All apple and no games makes jack a 'clever' boy?
I think the development level and mainly the A4 processor is the only real technological achievement of this item personally.
I also wonder what answer this will bring from Intel. If anyone else (IBM,AMD etc) makes a processor Intel has always answered sooner or later. The later part is also generally not there forte. So I will be interested to see if we will see another UL cpu or atom with enhanced capabilities or speed come out soon. This is also being that the snapdragon NEC Via etc units are also biting at Intel's pocket book on this sector as well. As I said and many of you already know Intel has always been rather aggressive. So I will be interested to see there answer here.

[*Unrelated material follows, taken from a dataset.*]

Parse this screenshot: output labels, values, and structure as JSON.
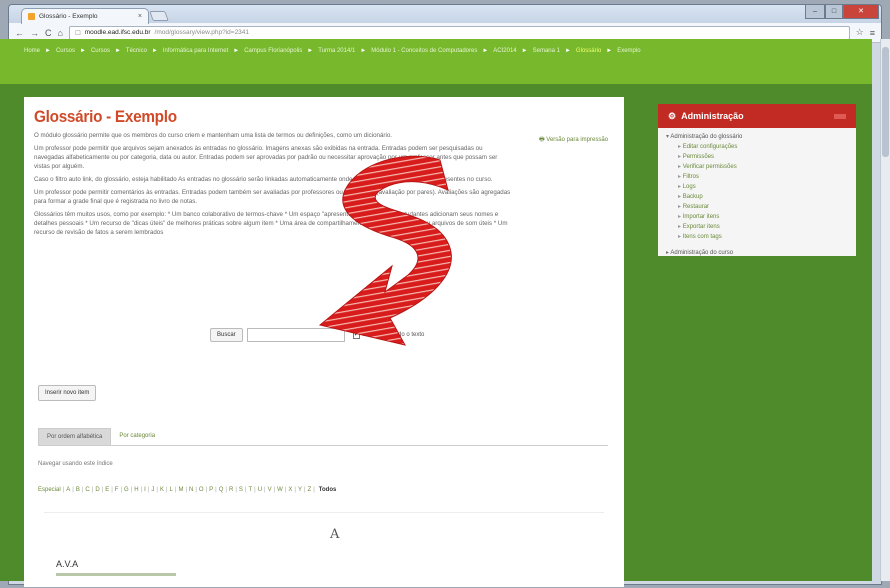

Intel has NO response to Apple's use of their own A4 chip. That's
really the crux of the matter. Apple isn't trying to compete with
Intel, they are simply choosing an approach that (if proven successful)
their own competitors would be hard pressed to duplicate. If Apple's
competitors press Intel for a response, they will have one that is
predictably as good or bad as that competitor's implementation of what
Intel has provided. Apple's only excuse for doing this, is to
differentiate itself in the market with a better, more highly optimized
final product (by allowing the hardware, OS, and software to work in
tight concert). If, like with the PowerPC roadmap, this trajectory is
deeply troubled by advanced developments from Intel, then Apple will
gladly change lanes. These kinds of decisions aren't usually for just
the next product iteration however, they are always part of a larger
roadmap they will have to live with for over a decade out.

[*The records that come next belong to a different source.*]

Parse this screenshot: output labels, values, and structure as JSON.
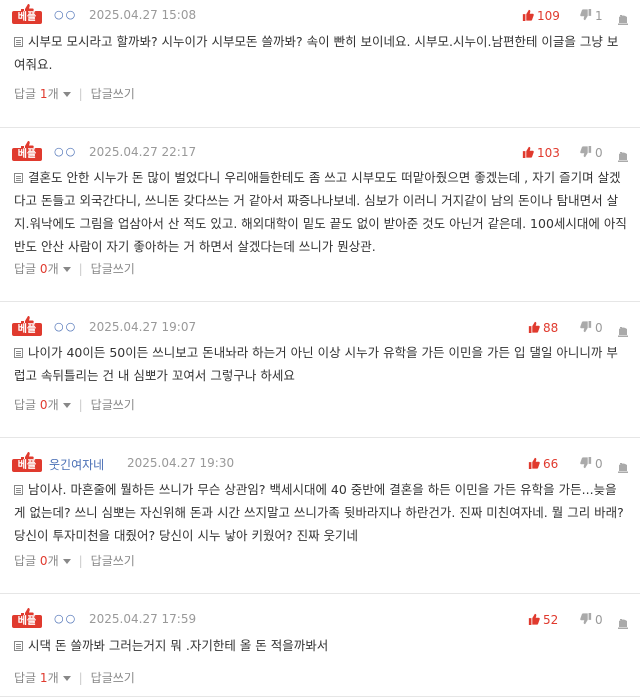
{
  "best_label": "베플",
  "colors": {
    "accent": "#e03a2e",
    "nick": "#4a6fb5",
    "muted": "#999999"
  },
  "comments": [
    {
      "nick": "○○",
      "date": "2025.04.27 15:08",
      "likes": "109",
      "dislikes": "1",
      "text": "시부모 모시라고 할까봐? 시누이가 시부모돈 쓸까봐? 속이 빤히 보이네요. 시부모.시누이.남편한테 이글을 그냥 보여줘요.",
      "reply_label": "답글",
      "reply_count": "1",
      "reply_unit": "개",
      "write_label": "답글쓰기"
    },
    {
      "nick": "○○",
      "date": "2025.04.27 22:17",
      "likes": "103",
      "dislikes": "0",
      "text": "결혼도 안한 시누가 돈 많이 벌었다니 우리애들한테도 좀 쓰고 시부모도 떠맡아줬으면 좋겠는데 , 자기 즐기며 살겠다고 돈들고 외국간다니, 쓰니돈 갖다쓰는 거 같아서 짜증나나보네. 심보가 이러니 거지같이 남의 돈이나 탐내면서 살지.워낙에도 그림을 업삼아서 산 적도 있고. 해외대학이 밑도 끝도 없이 받아준 것도 아닌거 같은데. 100세시대에 아직 반도 안산 사람이 자기 좋아하는 거 하면서 살겠다는데 쓰니가 뭔상관.",
      "reply_label": "답글",
      "reply_count": "0",
      "reply_unit": "개",
      "write_label": "답글쓰기"
    },
    {
      "nick": "○○",
      "date": "2025.04.27 19:07",
      "likes": "88",
      "dislikes": "0",
      "text": "나이가 40이든 50이든 쓰니보고 돈내놔라 하는거 아닌 이상 시누가 유학을 가든 이민을 가든 입 댈일 아니니까 부럽고 속뒤틀리는 건 내 심뽀가 꼬여서 그렇구나 하세요",
      "reply_label": "답글",
      "reply_count": "0",
      "reply_unit": "개",
      "write_label": "답글쓰기"
    },
    {
      "nick": "웃긴여자네",
      "date": "2025.04.27 19:30",
      "likes": "66",
      "dislikes": "0",
      "text": "남이사. 마흔줄에 뭘하든 쓰니가 무슨 상관임? 백세시대에 40 중반에 결혼을 하든 이민을 가든 유학을 가든...늦을게 없는데? 쓰니 심뽀는 자신위해 돈과 시간 쓰지말고 쓰니가족 뒷바라지나 하란건가. 진짜 미친여자네. 뭘 그리 바래? 당신이 투자미천을 대줬어? 당신이 시누 낳아 키웠어? 진짜 웃기네",
      "reply_label": "답글",
      "reply_count": "0",
      "reply_unit": "개",
      "write_label": "답글쓰기"
    },
    {
      "nick": "○○",
      "date": "2025.04.27 17:59",
      "likes": "52",
      "dislikes": "0",
      "text": "시댁 돈 쓸까봐 그러는거지 뭐 .자기한테 올 돈 적을까봐서",
      "reply_label": "답글",
      "reply_count": "1",
      "reply_unit": "개",
      "write_label": "답글쓰기"
    }
  ]
}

"I think the development level and mainly the A4 processor is the only real technological achievement of this item personally." - rapid1
I'm not sure how much of a technical achievement the A4
CPU actually is, given that Apple purchased the company already
creating chips for use by a number of clients. The A4 itself is new,
but observers will be hard pressed to provide useful relative
benchmarks for a chip inside of such a wholly proprietary environment.

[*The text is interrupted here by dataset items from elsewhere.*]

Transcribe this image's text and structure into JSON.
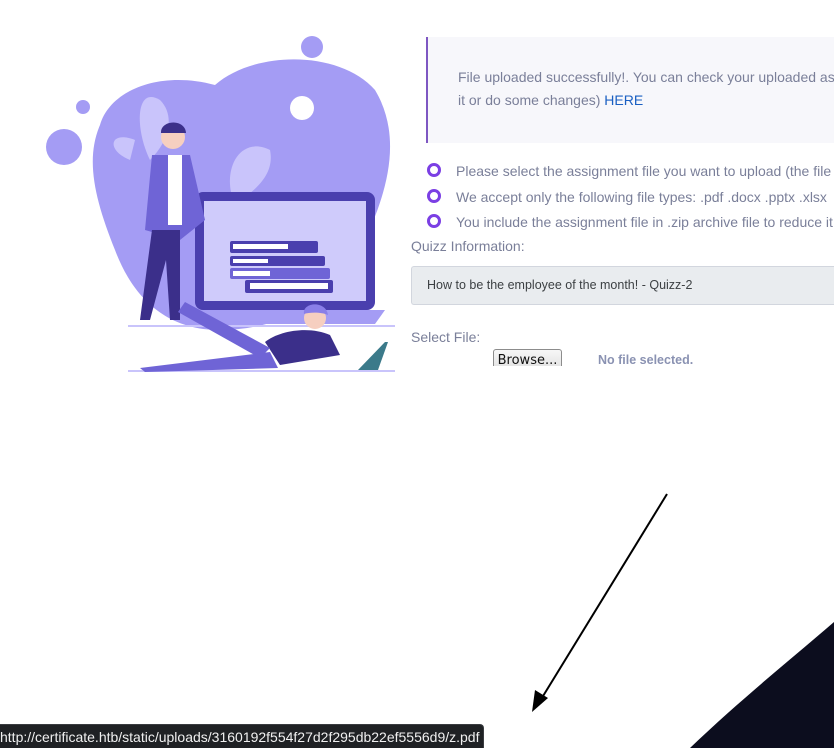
{
  "alert": {
    "message_line1": "File uploaded successfully!. You can check your uploaded as",
    "message_line2": "it or do some changes)",
    "link_text": "HERE"
  },
  "instructions": [
    "Please select the assignment file you want to upload (the file",
    "We accept only the following file types: .pdf .docx .pptx .xlsx",
    "You include the assignment file in .zip archive file to reduce it"
  ],
  "form": {
    "quiz_label": "Quizz Information:",
    "quiz_value": "How to be the employee of the month! - Quizz-2",
    "file_label": "Select File:",
    "browse_label": "Browse...",
    "file_status": "No file selected."
  },
  "status_bar": {
    "url": "http://certificate.htb/static/uploads/3160192f554f27d2f295db22ef5556d9/z.pdf"
  },
  "colors": {
    "accent": "#7b3fe4",
    "link": "#1a5fc2",
    "illustration_primary": "#a49cf4",
    "illustration_dark": "#4a3fae",
    "annotation_arrow": "#000000",
    "corner_shape": "#0c0d1e"
  }
}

One useful metric will be when one compares benchmarking software on
the iPhone 3Gs with the same benchmarking software on iPad and other
devices (3D, rendering, movie playback, etc). However, this fails to
account for realword scenarios and custom optimizations Apple may have
in play. You can have the best chip, but the worst drivers and/or APIs
on a given OS.
iPad can comfortably sit in a class by
itself, because it will be the only truly average consumer ready
multitouch mobile OS on the market (queue youTube videos of babies
using the iPhone). Between now and its launch, HP will be working hard
to replicate the level polish it had for its Touchsmart in a tablet
format that matches the iPad's application and usability set. Apple is
coming at the "solution" for the smartphone/computer tweener from a
completely unchallenged direction that most competitors won't be able
to quantify, never mind compete with.
I don't know the points you make are very valid, but even VIA got an answering chip. I guess though on this one the chip is so specialized that you right. In all reality it deserves no answer. I just think it's interesting Apple actually jumped in the chip business for this, especially on the first run. I think they should have kept developing it and then they may have had a valid answer. This chip although interesting I do no see as that answer.